U.S. Rep. Charles Djou, R-Hawaii, will attempt to hold the urban Honolulu 1st Congressional District seat he captured in a May special election to serve out the remainder of Abercrombie's term in Congress. Djou, the first Republican to represent the islands in Washington, D.C., in two decades, is facing a rematch with state Senate President Colleen Hanabusa in a race that could have national implications for the balance of power in Congress.

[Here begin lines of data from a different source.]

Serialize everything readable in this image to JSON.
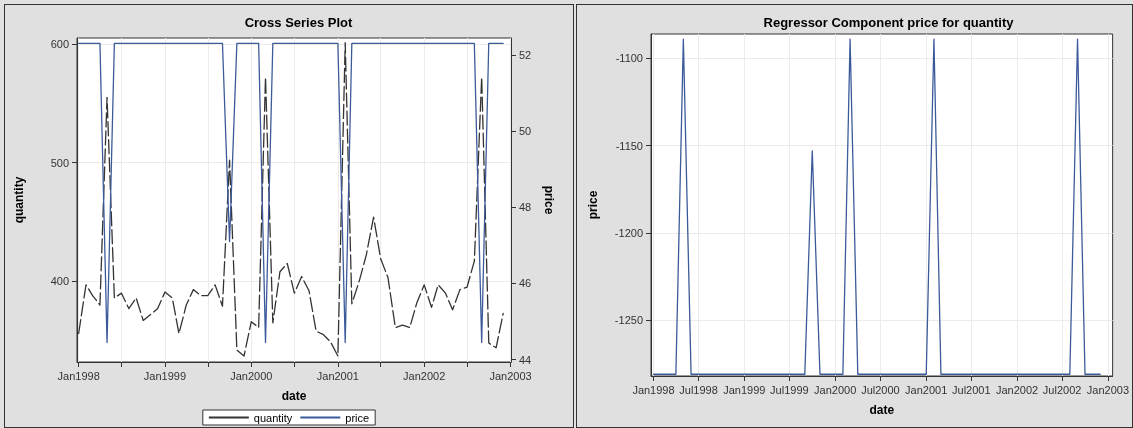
{
  "chart_data": [
    {
      "type": "line",
      "title": "Cross Series Plot",
      "xlabel": "date",
      "ylabel": "quantity",
      "y2label": "price",
      "x": [
        "1998-01",
        "1998-02",
        "1998-03",
        "1998-04",
        "1998-05",
        "1998-06",
        "1998-07",
        "1998-08",
        "1998-09",
        "1998-10",
        "1998-11",
        "1998-12",
        "1999-01",
        "1999-02",
        "1999-03",
        "1999-04",
        "1999-05",
        "1999-06",
        "1999-07",
        "1999-08",
        "1999-09",
        "1999-10",
        "1999-11",
        "1999-12",
        "2000-01",
        "2000-02",
        "2000-03",
        "2000-04",
        "2000-05",
        "2000-06",
        "2000-07",
        "2000-08",
        "2000-09",
        "2000-10",
        "2000-11",
        "2000-12",
        "2001-01",
        "2001-02",
        "2001-03",
        "2001-04",
        "2001-05",
        "2001-06",
        "2001-07",
        "2001-08",
        "2001-09",
        "2001-10",
        "2001-11",
        "2001-12",
        "2002-01",
        "2002-02",
        "2002-03",
        "2002-04",
        "2002-05",
        "2002-06",
        "2002-07",
        "2002-08",
        "2002-09",
        "2002-10",
        "2002-11",
        "2002-12"
      ],
      "series": [
        {
          "name": "quantity",
          "color": "#333333",
          "line_style": "dashed",
          "values": [
            356,
            397,
            388,
            380,
            555,
            386,
            390,
            377,
            386,
            367,
            372,
            377,
            391,
            386,
            356,
            380,
            393,
            388,
            388,
            397,
            379,
            502,
            342,
            337,
            366,
            361,
            572,
            365,
            408,
            415,
            390,
            404,
            392,
            358,
            355,
            349,
            337,
            601,
            381,
            400,
            422,
            454,
            419,
            403,
            361,
            363,
            361,
            382,
            397,
            378,
            397,
            390,
            376,
            393,
            395,
            417,
            572,
            348,
            344,
            373
          ]
        },
        {
          "name": "price",
          "color": "#3b5a9a",
          "axis": "y2",
          "line_style": "solid",
          "values": [
            52.3,
            52.3,
            52.3,
            52.3,
            44.45,
            52.3,
            52.3,
            52.3,
            52.3,
            52.3,
            52.3,
            52.3,
            52.3,
            52.3,
            52.3,
            52.3,
            52.3,
            52.3,
            52.3,
            52.3,
            52.3,
            47.1,
            52.3,
            52.3,
            52.3,
            52.3,
            44.45,
            52.3,
            52.3,
            52.3,
            52.3,
            52.3,
            52.3,
            52.3,
            52.3,
            52.3,
            52.3,
            44.45,
            52.3,
            52.3,
            52.3,
            52.3,
            52.3,
            52.3,
            52.3,
            52.3,
            52.3,
            52.3,
            52.3,
            52.3,
            52.3,
            52.3,
            52.3,
            52.3,
            52.3,
            52.3,
            44.45,
            52.3,
            52.3,
            52.3
          ]
        }
      ],
      "xlim": [
        "1997-12-25",
        "2003-01-03"
      ],
      "xticks": [
        {
          "value": "1998-01",
          "label": "Jan1998"
        },
        {
          "value": "1998-07",
          "label": null
        },
        {
          "value": "1999-01",
          "label": "Jan1999"
        },
        {
          "value": "1999-07",
          "label": null
        },
        {
          "value": "2000-01",
          "label": "Jan2000"
        },
        {
          "value": "2000-07",
          "label": null
        },
        {
          "value": "2001-01",
          "label": "Jan2001"
        },
        {
          "value": "2001-07",
          "label": null
        },
        {
          "value": "2002-01",
          "label": "Jan2002"
        },
        {
          "value": "2002-07",
          "label": null
        },
        {
          "value": "2003-01",
          "label": "Jan2003"
        }
      ],
      "ylim": [
        332,
        605
      ],
      "yticks": [
        400,
        500,
        600
      ],
      "y2lim": [
        43.94,
        52.44
      ],
      "y2ticks": [
        44,
        46,
        48,
        50,
        52
      ],
      "grid": true,
      "legend": "bottom",
      "marker": "none"
    },
    {
      "type": "line",
      "title": "Regressor Component price for quantity",
      "xlabel": "date",
      "ylabel": "price",
      "x": [
        "1998-01",
        "1998-02",
        "1998-03",
        "1998-04",
        "1998-05",
        "1998-06",
        "1998-07",
        "1998-08",
        "1998-09",
        "1998-10",
        "1998-11",
        "1998-12",
        "1999-01",
        "1999-02",
        "1999-03",
        "1999-04",
        "1999-05",
        "1999-06",
        "1999-07",
        "1999-08",
        "1999-09",
        "1999-10",
        "1999-11",
        "1999-12",
        "2000-01",
        "2000-02",
        "2000-03",
        "2000-04",
        "2000-05",
        "2000-06",
        "2000-07",
        "2000-08",
        "2000-09",
        "2000-10",
        "2000-11",
        "2000-12",
        "2001-01",
        "2001-02",
        "2001-03",
        "2001-04",
        "2001-05",
        "2001-06",
        "2001-07",
        "2001-08",
        "2001-09",
        "2001-10",
        "2001-11",
        "2001-12",
        "2002-01",
        "2002-02",
        "2002-03",
        "2002-04",
        "2002-05",
        "2002-06",
        "2002-07",
        "2002-08",
        "2002-09",
        "2002-10",
        "2002-11",
        "2002-12"
      ],
      "series": [
        {
          "color": "#3b5a9a",
          "values": [
            -1281,
            -1281,
            -1281,
            -1281,
            -1089,
            -1281,
            -1281,
            -1281,
            -1281,
            -1281,
            -1281,
            -1281,
            -1281,
            -1281,
            -1281,
            -1281,
            -1281,
            -1281,
            -1281,
            -1281,
            -1281,
            -1153,
            -1281,
            -1281,
            -1281,
            -1281,
            -1089,
            -1281,
            -1281,
            -1281,
            -1281,
            -1281,
            -1281,
            -1281,
            -1281,
            -1281,
            -1281,
            -1089,
            -1281,
            -1281,
            -1281,
            -1281,
            -1281,
            -1281,
            -1281,
            -1281,
            -1281,
            -1281,
            -1281,
            -1281,
            -1281,
            -1281,
            -1281,
            -1281,
            -1281,
            -1281,
            -1089,
            -1281,
            -1281,
            -1281
          ]
        }
      ],
      "xlim": [
        "1997-12-22",
        "2003-01-20"
      ],
      "xticks": [
        {
          "value": "1998-01",
          "label": "Jan1998"
        },
        {
          "value": "1998-07",
          "label": "Jul1998"
        },
        {
          "value": "1999-01",
          "label": "Jan1999"
        },
        {
          "value": "1999-07",
          "label": "Jul1999"
        },
        {
          "value": "2000-01",
          "label": "Jan2000"
        },
        {
          "value": "2000-07",
          "label": "Jul2000"
        },
        {
          "value": "2001-01",
          "label": "Jan2001"
        },
        {
          "value": "2001-07",
          "label": "Jul2001"
        },
        {
          "value": "2002-01",
          "label": "Jan2002"
        },
        {
          "value": "2002-07",
          "label": "Jul2002"
        },
        {
          "value": "2003-01",
          "label": "Jan2003"
        }
      ],
      "ylim": [
        -1282,
        -1086
      ],
      "yticks": [
        -1250,
        -1200,
        -1150,
        -1100
      ],
      "grid": true,
      "marker": "none"
    }
  ]
}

IF ABERCROMBIE and Hanabusa prevail, Democrats will control Washington Place and likely all four spots in the state's congressional delegation. U.S. Sen. Daniel Inouye, D-Hawaii, is heavily favored to win a ninth term against Republican Cam Cavasso, and U.S. Rep. Mazie Hirono, D-Hawaii, has the edge against Republican John Willoughby in the rural Oahu and neighbor island 2nd Congressional District.

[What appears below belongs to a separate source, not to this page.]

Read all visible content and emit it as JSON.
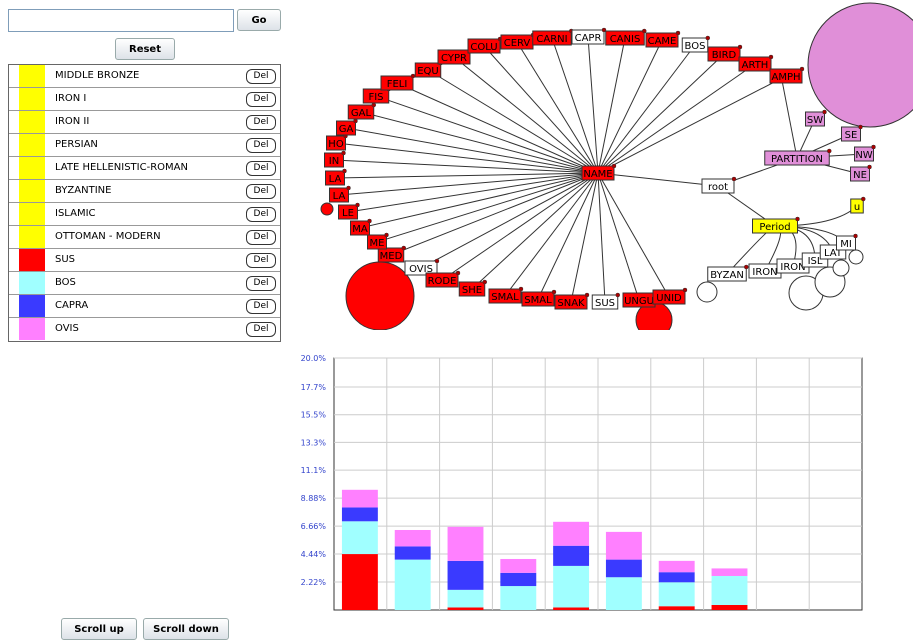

Democrats are also expected to hold their overwhelming majorities in the state House and Senate.

"It's really a question of whether a candidate from a party that has been a statistical minority can make some headway," Neal Milner, a political science professor at the University of Hawaii-Manoa, said of Aiona in the governor's race. "That's going to be an important test."

Dan Boylan, a political analyst and retired University of Hawaii-West Oahu history professor, said the Republicans under Lingle have "had a platform for the past eight years and are hungry to hold on to it."

Democrats in the primary, he said, turned to a familiar face in Abercrombie, who has been in island politics for four decades. Voters preferred Democrats at Washington Place and at the Legislature for 40 years before Lingle was elected in 2002.

"I think a lot of really important questions will be answered," Boylan said of how the state breaks in the governor's race.

Both Milner and Boylan believe the congressional contest between Djou and Hanabusa could have national implications. Republicans believe they have the ability to take back the U.S. House from Democrats and significantly narrow the Democrats' majority in the U.S. Senate. Republican gains in Congress could help the GOP with momentum against President Barack Obama leading up to the presidential election in 2012.

A DJOU VICTORY in Obama's hometown congressional district would be symbolic for national Republicans and a sign that voters in the islands want some balance in the delegation. Hanabusa has argued that Djou does not reflect the views of the district's traditionally Democratic voters and would be an obstructionist to Obama.

State Democrats predict they will retain sizable majorities in the House and Senate, while Republicans are trying to double their presence. Democrats have a 45-to-6 majority in the House and 23-to-2 majority in the Senate.

Democrats have expanded their majorities under Lingle. Republicans have fielded candidates in more races this year but have acknowledged that it will likely take several election cycles to build their ranks to a competitive level at the Legislature.